Tuesday, 27 March 2018

IN THEATRES: The Death of Stalin

In 1953 Joseph Stalin (Adrian McLoughlin), Soviet strongman, dies. As the country mourns, his inner circle, particularly Khrushchev (Steve Buscemi) and Beria (Simon Russell Beale), begin to fight amongst themselves  over who will take Stalin's place...

After a long wait, The Death of Stalin finally arrives on these shores just in time for me to get a bad case of writer's block.
You know when you see a great movie but you have nothing to say (or write) about it? That's me with The Death of Stalin.

I saw it over a week ago and I have been totally stumped. This movie hits all my sweet spots - history; black comedy and head shots. It works in every way that it wants to, and as a feat of tone it is amazing. It is perfect, which might be a problem - nothing about it leaps out to me in a particularly great (or bad) way, so this review is probably going to read like a series of empty platitudes.
 Let's see how this goes.

This movie felt like a combination of a couple of things. The first was Oliver Hirschbiegel's Downfall, for its claustrophobic focus on historical figures dealing with a major event. The other was Ernst Lubitsch's To Be Or Not To Be, for its near-miraculous juxtaposition of the comic and the horrifically real. Though it is funny, The Death of Stalin never shies away from the fear and paranoia of the time.

Iannucci's run-and-gun shooting style is perfect, catching these monsters at their most exposed and pathetic: Even Simon Russell Beale's Lavrentiy Beria, the most horrific and terrifying of Stalin's would-be successors, is not invincible. 

As with Iannucci's other projects, power and prestige do not translate to rational thought and moral integrity - heck, not even personal dignity escapes here. Violence and death come arbitrarily, and on the slimmest of pretexts. There is a humour to the bluntness of the brutality, but it is not there to soften the violence.

The movie's greatest strength is its ability to juggle these components. Iannucci's approach does not blunt or soften, it exposes - when Stalin dies, it is a long wide shot of an old man alone on the ground, soiling himself; when Beria is captured, he is chained to a toilet, screaming and dishevelled like a child. At a certain point, the deluge of ridiculous ego collisions and cold-blooded murder should become too much, but Iannucci and his cast strike the perfect tone: the key is that, fundamentally, they are taking this ridiculous, horrifying story absolutely dead seriously.

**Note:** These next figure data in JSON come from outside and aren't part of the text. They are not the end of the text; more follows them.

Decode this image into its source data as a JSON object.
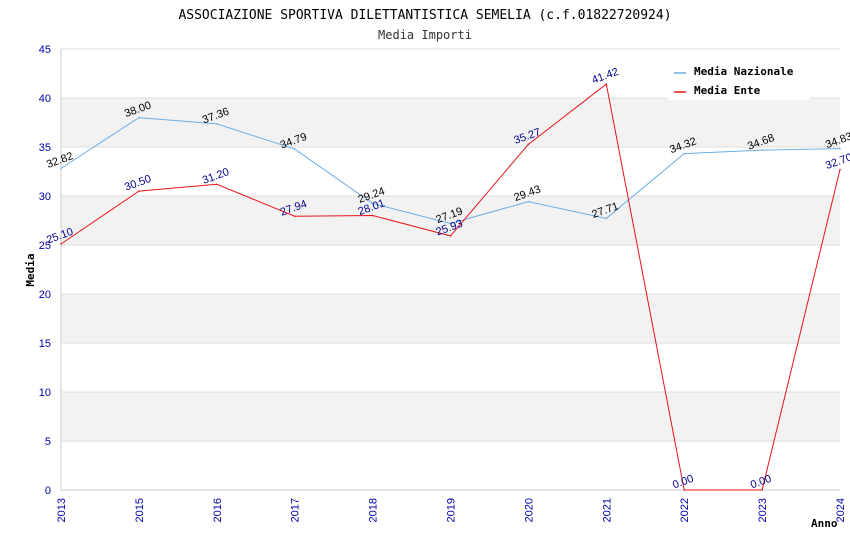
{
  "chart_data": {
    "type": "line",
    "title": "ASSOCIAZIONE SPORTIVA DILETTANTISTICA SEMELIA (c.f.01822720924)",
    "subtitle": "Media Importi",
    "xlabel": "Anno",
    "ylabel": "Media",
    "ylim": [
      0,
      45
    ],
    "yticks": [
      0,
      5,
      10,
      15,
      20,
      25,
      30,
      35,
      40,
      45
    ],
    "categories": [
      "2013",
      "2015",
      "2016",
      "2017",
      "2018",
      "2019",
      "2020",
      "2021",
      "2022",
      "2023",
      "2024"
    ],
    "series": [
      {
        "name": "Media Nazionale",
        "color": "#6aaee6",
        "label_color": "#000000",
        "values": [
          32.82,
          38.0,
          37.36,
          34.79,
          29.24,
          27.19,
          29.43,
          27.71,
          34.32,
          34.68,
          34.83
        ],
        "labels": [
          "32.82",
          "38.00",
          "37.36",
          "34.79",
          "29.24",
          "27.19",
          "29.43",
          "27.71",
          "34.32",
          "34.68",
          "34.83"
        ]
      },
      {
        "name": "Media Ente",
        "color": "#e8141b",
        "label_color": "#00008b",
        "values": [
          25.1,
          30.5,
          31.2,
          27.94,
          28.01,
          25.93,
          35.27,
          41.42,
          0.0,
          0.0,
          32.7
        ],
        "labels": [
          "25.10",
          "30.50",
          "31.20",
          "27.94",
          "28.01",
          "25.93",
          "35.27",
          "41.42",
          "0.00",
          "0.00",
          "32.70"
        ]
      }
    ],
    "legend_position": "top-right",
    "grid": true
  }
}
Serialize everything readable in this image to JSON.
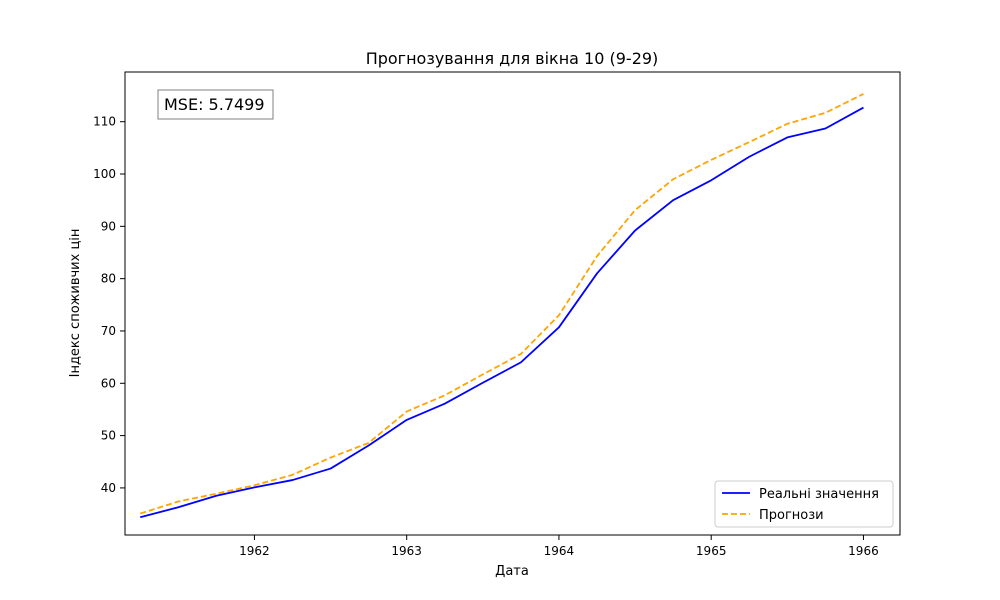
{
  "chart_data": {
    "type": "line",
    "title": "Прогнозування для вікна 10 (9-29)",
    "xlabel": "Дата",
    "ylabel": "Індекс споживчих цін",
    "xlim": [
      1961.15,
      1966.24
    ],
    "ylim": [
      31,
      119.5
    ],
    "x_ticks": [
      1962,
      1963,
      1964,
      1965,
      1966
    ],
    "y_ticks": [
      40,
      50,
      60,
      70,
      80,
      90,
      100,
      110
    ],
    "grid": false,
    "legend_position": "bottom-right",
    "annotation": "MSE: 5.7499",
    "x": [
      1961.25,
      1961.5,
      1961.75,
      1962.0,
      1962.25,
      1962.5,
      1962.75,
      1963.0,
      1963.25,
      1963.5,
      1963.75,
      1964.0,
      1964.25,
      1964.5,
      1964.75,
      1965.0,
      1965.25,
      1965.5,
      1965.75,
      1966.0
    ],
    "series": [
      {
        "name": "Реальні значення",
        "color": "#0000ff",
        "dash": "solid",
        "values": [
          34.4,
          36.3,
          38.5,
          40.1,
          41.5,
          43.7,
          48.1,
          53.0,
          56.1,
          60.1,
          64.0,
          70.7,
          81.0,
          89.2,
          95.0,
          98.8,
          103.3,
          107.0,
          108.7,
          112.7
        ]
      },
      {
        "name": "Прогнози",
        "color": "#ffa500",
        "dash": "dashed",
        "values": [
          35.1,
          37.4,
          38.9,
          40.5,
          42.5,
          45.8,
          48.6,
          54.6,
          57.7,
          61.7,
          65.6,
          73.0,
          84.3,
          93.1,
          99.0,
          102.7,
          106.1,
          109.6,
          111.7,
          115.3
        ]
      }
    ]
  }
}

Like In The Loop, Iannucci's previous big screen effort, The Death of Stalin takes a major historical event and focuses on the series of human interactions and motivations that led to it. It is a view of history that film rarely attempts. Too often, we get the broad brush strokes, with characters who are just chess pieces (literally think of any historical drama or biopic from the history of cinema as we know it). In terms of recent movies, Steven Spielberg's Lincoln is the closest analogue in that like The Death of Stalin, it focuses on a specific little piece of history so that the natural drama between the key figures has room to breathe.

The cast are, pound for pound, fantastic. Steve Buscemi may bear little resemblance to Khruschev but as the man who would be king, he is a wonderfully odious protagonist - simultaneously the most human and the most conniving.

Michael Palin brings a cheery mania to his role as Molotov, already nostalgic for the good old days before Stalin's body is cold. The now-disgraced Jeffrey Tambor is also terrific as Malenkov, a nuclear meltdown of a human being who has, by default, has become the most powerful man in the USSR. Sporting a gloriously brash Yorkshire accent, Jason Isaacs almost swaggers off with the movie as WW2 hero Zhukov, the man who helped Khruschev become the man who would be king

While everyone is great (even Olga Kurylenko is good) the movie is stolen by Simon Russell Beale as Lavrentiy Beria. Mostly known for his theatre roles, Beale makes no attempt to soften Beria (a man who ran the NKVD during WW2, the Soviet nuclear programme and cinched his credentials as one of the worst people ever to walk the earth by also being a serial killer and rapist). Beale's Beria is a dead-eyed sadist with an almost blasé attitude to his day job, and who treats his colleagues with barely suppressed condescension. Beale is absolutely terrifying.

Huh, seems I had more to say about this movie than I thought. Anyway, check it out.